Gen Z mengingatkan saya bahwa orang tidak lagi hanya ingin diberi tahu apa yang harus dilakukan. Mereka ingin memahami mengapa. Mereka ingin tahu bahwa gagasan mereka dihargai, suara mereka didengar, dan mereka dipercaya untuk memiliki tanggung jawab atas pekerjaannya. Bukan berarti seorang pemimpin harus selalu mengatakan iya. Tetap ada standar yang harus dijaga, keputusan sulit yang harus diambil, dan situasi ketika saya harus bersikap tegas. Namun, saya belajar bahwa tegas dan hangat bukanlah dua hal yang bertentangan. Kita bisa menetapkan batas sekaligus membuat seseorang tetap merasa dihargai.

Bagi saya, akuntabilitas juga selalu dimulai dari diri sendiri. Jika saya berharap tim berani bertanggung jawab ketika melakukan kesalahan, saya harus melakukan hal yang sama.
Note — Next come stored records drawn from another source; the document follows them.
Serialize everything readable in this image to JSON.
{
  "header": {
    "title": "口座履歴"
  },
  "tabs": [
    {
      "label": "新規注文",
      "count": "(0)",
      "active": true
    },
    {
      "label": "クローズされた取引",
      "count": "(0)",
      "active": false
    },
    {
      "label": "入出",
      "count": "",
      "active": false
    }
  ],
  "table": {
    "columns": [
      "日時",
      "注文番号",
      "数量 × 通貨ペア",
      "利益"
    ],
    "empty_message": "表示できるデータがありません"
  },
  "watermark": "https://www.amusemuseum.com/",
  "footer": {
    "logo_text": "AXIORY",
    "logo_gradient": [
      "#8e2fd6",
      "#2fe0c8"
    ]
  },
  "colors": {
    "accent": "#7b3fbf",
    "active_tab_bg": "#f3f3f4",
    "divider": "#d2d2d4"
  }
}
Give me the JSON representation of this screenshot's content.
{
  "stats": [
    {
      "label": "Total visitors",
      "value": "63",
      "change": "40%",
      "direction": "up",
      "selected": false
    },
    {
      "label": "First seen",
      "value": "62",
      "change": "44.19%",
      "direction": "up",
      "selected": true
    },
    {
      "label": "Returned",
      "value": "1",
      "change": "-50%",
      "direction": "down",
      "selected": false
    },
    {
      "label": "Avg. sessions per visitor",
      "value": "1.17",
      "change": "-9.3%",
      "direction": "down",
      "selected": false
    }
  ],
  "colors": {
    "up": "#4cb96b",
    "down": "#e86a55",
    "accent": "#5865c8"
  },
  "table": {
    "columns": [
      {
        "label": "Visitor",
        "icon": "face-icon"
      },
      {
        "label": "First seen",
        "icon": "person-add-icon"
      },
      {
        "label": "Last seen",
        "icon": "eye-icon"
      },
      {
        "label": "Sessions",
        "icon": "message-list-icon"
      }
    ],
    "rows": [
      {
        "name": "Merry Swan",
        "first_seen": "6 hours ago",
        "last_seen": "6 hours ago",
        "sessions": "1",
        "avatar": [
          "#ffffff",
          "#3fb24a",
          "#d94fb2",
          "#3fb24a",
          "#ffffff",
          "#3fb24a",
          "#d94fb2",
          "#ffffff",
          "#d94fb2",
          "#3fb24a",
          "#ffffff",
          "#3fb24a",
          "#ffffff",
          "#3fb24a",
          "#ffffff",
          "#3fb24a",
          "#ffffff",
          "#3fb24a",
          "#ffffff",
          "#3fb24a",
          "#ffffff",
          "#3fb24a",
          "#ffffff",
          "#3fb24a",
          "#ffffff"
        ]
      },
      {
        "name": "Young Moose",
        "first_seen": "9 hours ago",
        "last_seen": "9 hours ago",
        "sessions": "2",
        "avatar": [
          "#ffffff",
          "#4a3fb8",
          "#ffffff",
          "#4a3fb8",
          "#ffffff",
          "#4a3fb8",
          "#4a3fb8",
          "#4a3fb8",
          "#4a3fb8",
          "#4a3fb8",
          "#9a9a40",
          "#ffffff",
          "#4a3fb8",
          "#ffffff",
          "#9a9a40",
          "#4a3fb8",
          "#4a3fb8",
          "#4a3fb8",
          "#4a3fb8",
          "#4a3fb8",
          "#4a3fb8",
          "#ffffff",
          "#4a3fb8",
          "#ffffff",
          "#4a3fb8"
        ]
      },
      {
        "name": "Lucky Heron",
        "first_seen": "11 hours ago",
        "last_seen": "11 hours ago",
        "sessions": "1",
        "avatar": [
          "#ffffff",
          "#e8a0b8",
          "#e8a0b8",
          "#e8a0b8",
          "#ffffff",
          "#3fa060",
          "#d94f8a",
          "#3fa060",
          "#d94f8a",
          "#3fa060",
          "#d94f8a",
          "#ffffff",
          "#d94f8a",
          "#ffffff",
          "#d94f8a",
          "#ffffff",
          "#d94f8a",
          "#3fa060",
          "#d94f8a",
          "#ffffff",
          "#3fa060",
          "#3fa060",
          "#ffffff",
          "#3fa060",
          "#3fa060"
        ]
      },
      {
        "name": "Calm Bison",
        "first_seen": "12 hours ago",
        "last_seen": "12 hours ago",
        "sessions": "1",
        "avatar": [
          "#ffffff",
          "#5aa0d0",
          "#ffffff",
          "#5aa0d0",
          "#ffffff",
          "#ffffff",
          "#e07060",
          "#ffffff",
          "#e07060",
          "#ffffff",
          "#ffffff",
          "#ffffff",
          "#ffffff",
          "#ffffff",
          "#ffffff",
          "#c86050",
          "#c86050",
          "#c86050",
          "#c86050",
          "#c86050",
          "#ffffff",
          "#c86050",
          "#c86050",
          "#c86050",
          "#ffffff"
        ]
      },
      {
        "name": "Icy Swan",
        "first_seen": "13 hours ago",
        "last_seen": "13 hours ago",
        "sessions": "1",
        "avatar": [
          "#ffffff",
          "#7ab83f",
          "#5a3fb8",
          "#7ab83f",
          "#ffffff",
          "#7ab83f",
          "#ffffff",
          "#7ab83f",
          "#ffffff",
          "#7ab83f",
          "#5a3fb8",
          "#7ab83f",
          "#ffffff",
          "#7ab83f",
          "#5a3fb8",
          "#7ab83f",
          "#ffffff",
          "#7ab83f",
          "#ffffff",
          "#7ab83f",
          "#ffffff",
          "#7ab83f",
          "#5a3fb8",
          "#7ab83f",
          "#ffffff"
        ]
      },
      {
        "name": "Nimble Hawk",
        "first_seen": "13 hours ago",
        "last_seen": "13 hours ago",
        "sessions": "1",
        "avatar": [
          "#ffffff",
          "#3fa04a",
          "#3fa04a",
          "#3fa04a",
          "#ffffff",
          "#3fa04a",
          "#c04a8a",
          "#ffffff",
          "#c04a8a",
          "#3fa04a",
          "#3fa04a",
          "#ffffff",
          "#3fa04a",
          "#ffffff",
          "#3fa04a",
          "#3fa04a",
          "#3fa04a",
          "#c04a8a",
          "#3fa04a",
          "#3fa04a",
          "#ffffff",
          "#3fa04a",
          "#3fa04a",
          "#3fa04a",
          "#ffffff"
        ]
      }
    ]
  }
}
Ketika saya salah, saya tidak ragu untuk meminta maaf. Saya tidak melihat permintaan maaf sebagai sesuatu yang mengurangi wibawa seorang pemimpin. Sebaliknya, menurut saya, keberanian untuk mengakui kesalahan justru menunjukkan kekuatan dan kedewasaan. Menjadi pemimpin bukan berarti memiliki semua jawaban. Menjadi pemimpin berarti berani bertanggung jawab, belajar, dan terus bergerak maju—sekaligus memberikan ruang yang sama kepada orang-orang di sekitar kita untuk bertumbuh.
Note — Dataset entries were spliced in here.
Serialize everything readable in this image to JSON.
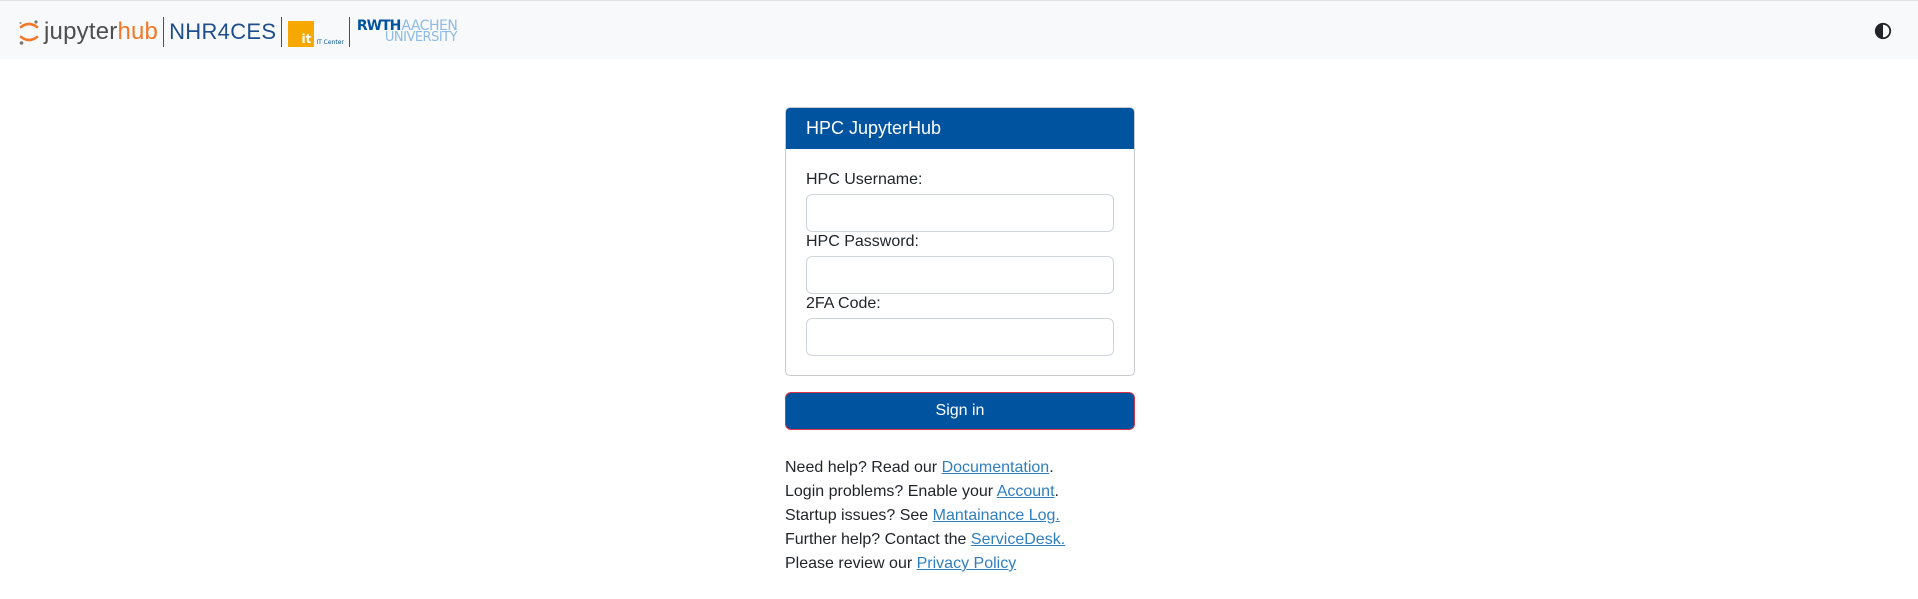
{
  "header": {
    "logo_jupyter": "jupyter",
    "logo_hub": "hub",
    "logo_nhr": "NHR4CES",
    "logo_itc_mark": "it",
    "logo_itc_label": "IT Center",
    "logo_rwth": "RWTH",
    "logo_aachen": "AACHEN",
    "logo_university": "UNIVERSITY",
    "theme_toggle_icon": "half-circle-contrast-icon"
  },
  "login": {
    "title": "HPC JupyterHub",
    "username_label": "HPC Username:",
    "username_value": "",
    "password_label": "HPC Password:",
    "password_value": "",
    "twofa_label": "2FA Code:",
    "twofa_value": "",
    "submit_label": "Sign in"
  },
  "help": {
    "line1_prefix": "Need help? Read our ",
    "line1_link": "Documentation",
    "line1_suffix": ".",
    "line2_prefix": "Login problems? Enable your ",
    "line2_link": "Account",
    "line2_suffix": ".",
    "line3_prefix": "Startup issues? See ",
    "line3_link": "Mantainance Log.",
    "line4_prefix": "Further help? Contact the ",
    "line4_link": "ServiceDesk.",
    "line5_prefix": "Please review our ",
    "line5_link": "Privacy Policy"
  },
  "colors": {
    "primary": "#00549f",
    "accent_orange": "#f37726",
    "itc_yellow": "#f6a800",
    "link": "#2f7fc0",
    "button_border": "#dc3545"
  }
}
Beberapa orang yang bekerja bersama saya, termasuk mereka yang berasal dari Gen Z, memanggil saya “mommy”. Saya tentu menganggapnya sebagai sebuah panggilan yang menyenangkan, tetapi saya juga memahami ada makna di baliknya. Saya berharap itu berarti mereka melihat saya sebagai seseorang yang akan menantang mereka ketika memang perlu ditantang, tetapi juga seseorang yang bisa mereka datangi ketika sesuatu tidak berjalan sesuai rencana. Saya tidak ingin melindungi orang dari setiap kesalahan. Saya ingin memberi mereka cukup dukungan dan kepercayaan untuk belajar dari kesalahan tersebut. Karena terkadang, bentuk kepedulian terbaik bukanlah membuat perjalanan seseorang menjadi lebih mudah, melainkan membantunya menjadi lebih kuat.
Mungkin, inilah pelajaran terbesar yang saya dapatkan dari bekerja bersama Gen Z: kepemimpinan bukan tentang menciptakan orang-orang yang akan selalu membutuhkan kita. Kepemimpinan adalah tentang membantu seseorang hingga ia mampu memimpin dirinya sendiri. Peran saya bukan menjadi orang dengan suara paling keras di dalam ruangan, atau selalu memiliki jawaban terakhir. Terkadang, peran saya adalah mendengarkan. Terkadang, mengajukan pertanyaan yang lebih baik. Terkadang, berdiri di depan. Dan terkadang, mundur selangkah agar orang lain mendapatkan ruang untuk memimpin.
Jadi, saat ditanya bagaimana rasanya bekerja dengan Gen-Z? Jawabnya adalah seru!